I hope that my coverage of the UKIP conference will not only be illuminating, but will provide an antidote to the inevitable distortions, mischaracterisation and hysteria that most newspapers have demonstrated to be the extent of their interest in covering the rise of Britain’s new third party.
But to achieve these ambitions and more, additional resources are required.
Regular readers who enjoy reading Semi-Partisan Sam, and who believe that journalism should offer more than a binary choice between the partisan filters of the cozy Westminster elite on one hand and dumbed-down Buzzfeed-style listicles on the other, are invited to make a donation (of whatever amount you choose) to help fund my ongoing work, including – but not limited to – coverage of the upcoming UKIP party conference.
Your donation will help to defray some of the considerable costs of travel, accommodation, internet and subscription services whilst on-site, and a necessary investment in new audiovisual technology (a DSLR camera and microphone of the type on which I trained with the Big Issue) so that all those interviews and pictures come to life in glorious HD rather than the shaky iPhone footage which has had to suffice thus far.
Additionally, at a time when newspapers are closing down and journalism of all forms is under huge pressure to participate in a race to the bottom in search of clicks and web traffic above quality reporting and analysis, your donation will make a small but important stand for quality, truly independent new journalism.
You can make a donation conveniently and safely via PayPal, here:
But more than anything else, if you ever read something here that makes you stop and think, shake your fist in furious disagreement or helps you to see an issue in a new light, please take a moment to pass it on by sharing it with your networks on social media, and contributing your own thoughts via the Comments function.
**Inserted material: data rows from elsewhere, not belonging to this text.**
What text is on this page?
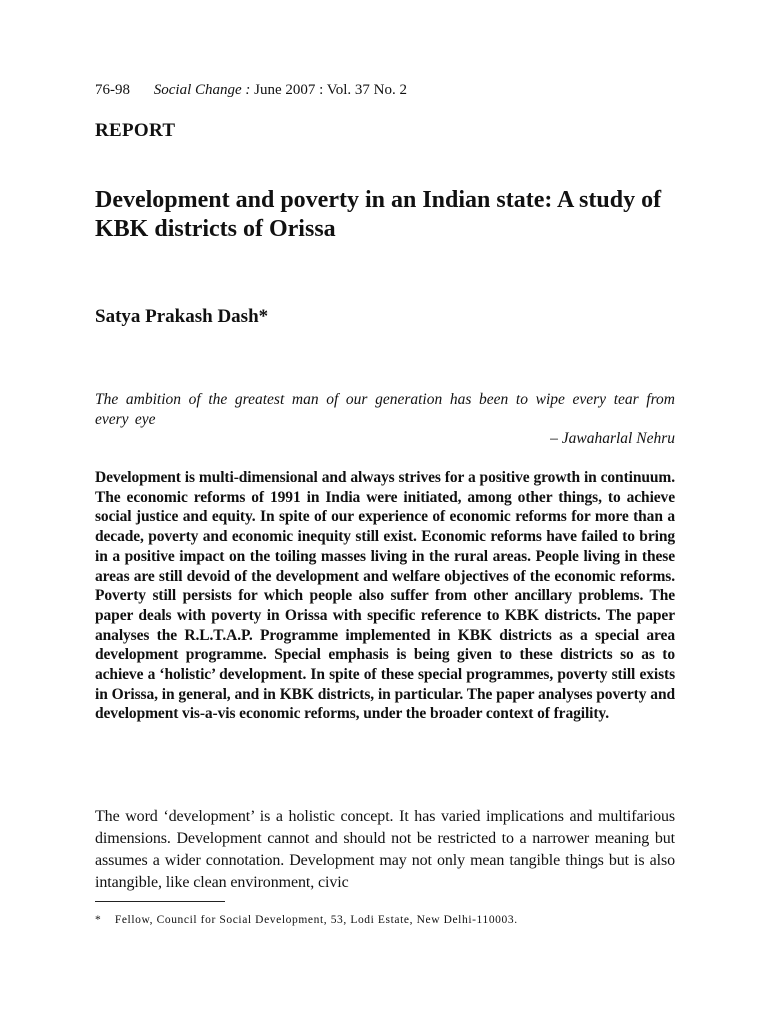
76-98 Social Change : June 2007 : Vol. 37 No. 2
REPORT
Development and poverty in an Indian state: A study of KBK districts of Orissa
Satya Prakash Dash*
The ambition of the greatest man of our generation has been to wipe every tear from every eye
– Jawaharlal Nehru

Development is multi-dimensional and always strives for a positive growth in continuum. The economic reforms of 1991 in India were initiated, among other things, to achieve social justice and equity. In spite of our experience of economic reforms for more than a decade, poverty and economic inequity still exist. Economic reforms have failed to bring in a positive impact on the toiling masses living in the rural areas. People living in these areas are still devoid of the development and welfare objectives of the economic reforms. Poverty still persists for which people also suffer from other ancillary problems. The paper deals with poverty in Orissa with specific reference to KBK districts. The paper analyses the R.L.T.A.P. Programme implemented in KBK districts as a special area development programme. Special emphasis is being given to these districts so as to achieve a ‘holistic’ development. In spite of these special programmes, poverty still exists in Orissa, in general, and in KBK districts, in particular. The paper analyses poverty and development vis-a-vis economic reforms, under the broader context of fragility.

The word ‘development’ is a holistic concept. It has varied implications and multifarious dimensions. Development cannot and should not be restricted to a narrower meaning but assumes a wider connotation. Development may not only mean tangible things but is also intangible, like clean environment, civic

* Fellow, Council for Social Development, 53, Lodi Estate, New Delhi-110003.
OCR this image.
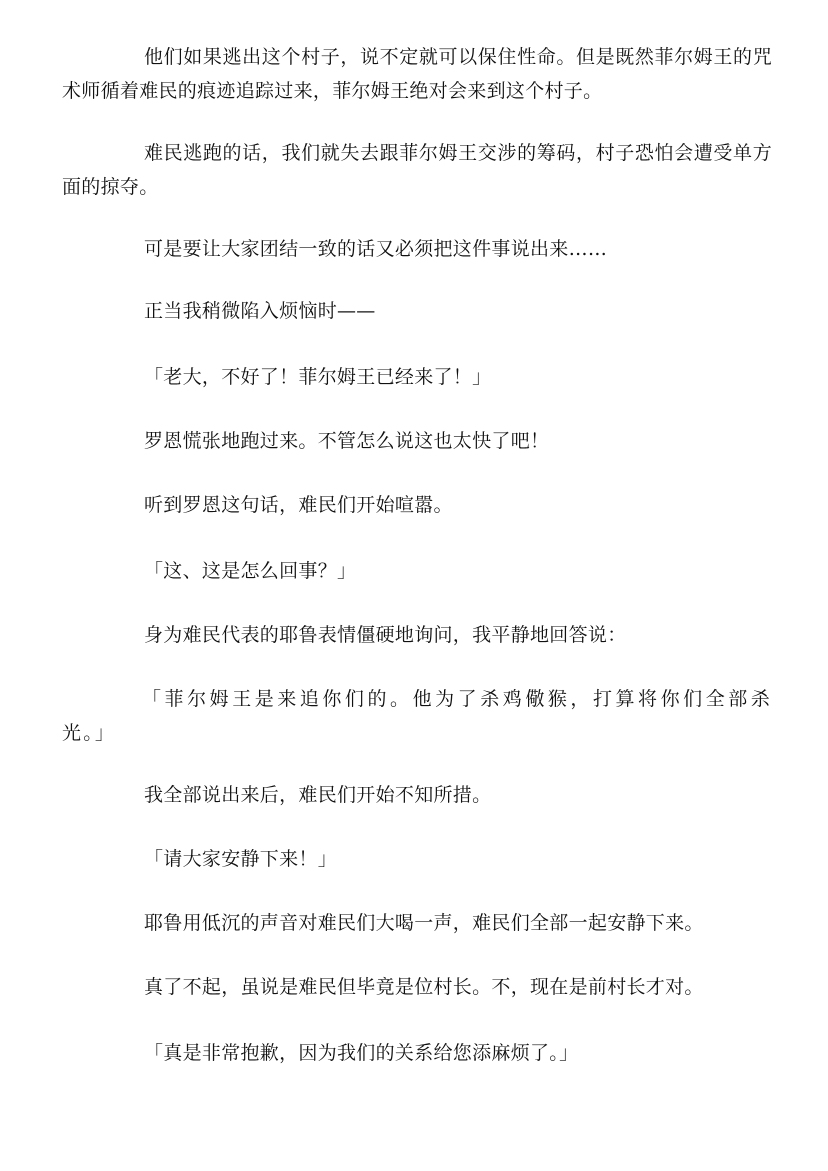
他们如果逃出这个村子，说不定就可以保住性命。但是既然菲尔姆王的咒术师循着难民的痕迹追踪过来，菲尔姆王绝对会来到这个村子。

难民逃跑的话，我们就失去跟菲尔姆王交涉的筹码，村子恐怕会遭受单方面的掠夺。

可是要让大家团结一致的话又必须把这件事说出来……

正当我稍微陷入烦恼时——

「老大，不好了！菲尔姆王已经来了！」

罗恩慌张地跑过来。不管怎么说这也太快了吧！

听到罗恩这句话，难民们开始喧嚣。

「这、这是怎么回事？」

身为难民代表的耶鲁表情僵硬地询问，我平静地回答说：

「菲尔姆王是来追你们的。他为了杀鸡儆猴，打算将你们全部杀光。」

我全部说出来后，难民们开始不知所措。

「请大家安静下来！」

耶鲁用低沉的声音对难民们大喝一声，难民们全部一起安静下来。

真了不起，虽说是难民但毕竟是位村长。不，现在是前村长才对。

「真是非常抱歉，因为我们的关系给您添麻烦了。」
The sharing buttons can be found at the bottom of each article, while the “Leave a Comment” button appears on the left side of the screen below the tags.
In just 30 months, Semi-Partisan Sam has gone from being an overflow space for political rants too long for Facebook and of wildly uneven quality, to a budding journalistic enterprise with (hopefully) real potential for the future. Thank you all for reading, clicking, sharing and commenting.
And a special thanks to those of you who are able to financially contribute to the next chapter of this blog’s growth.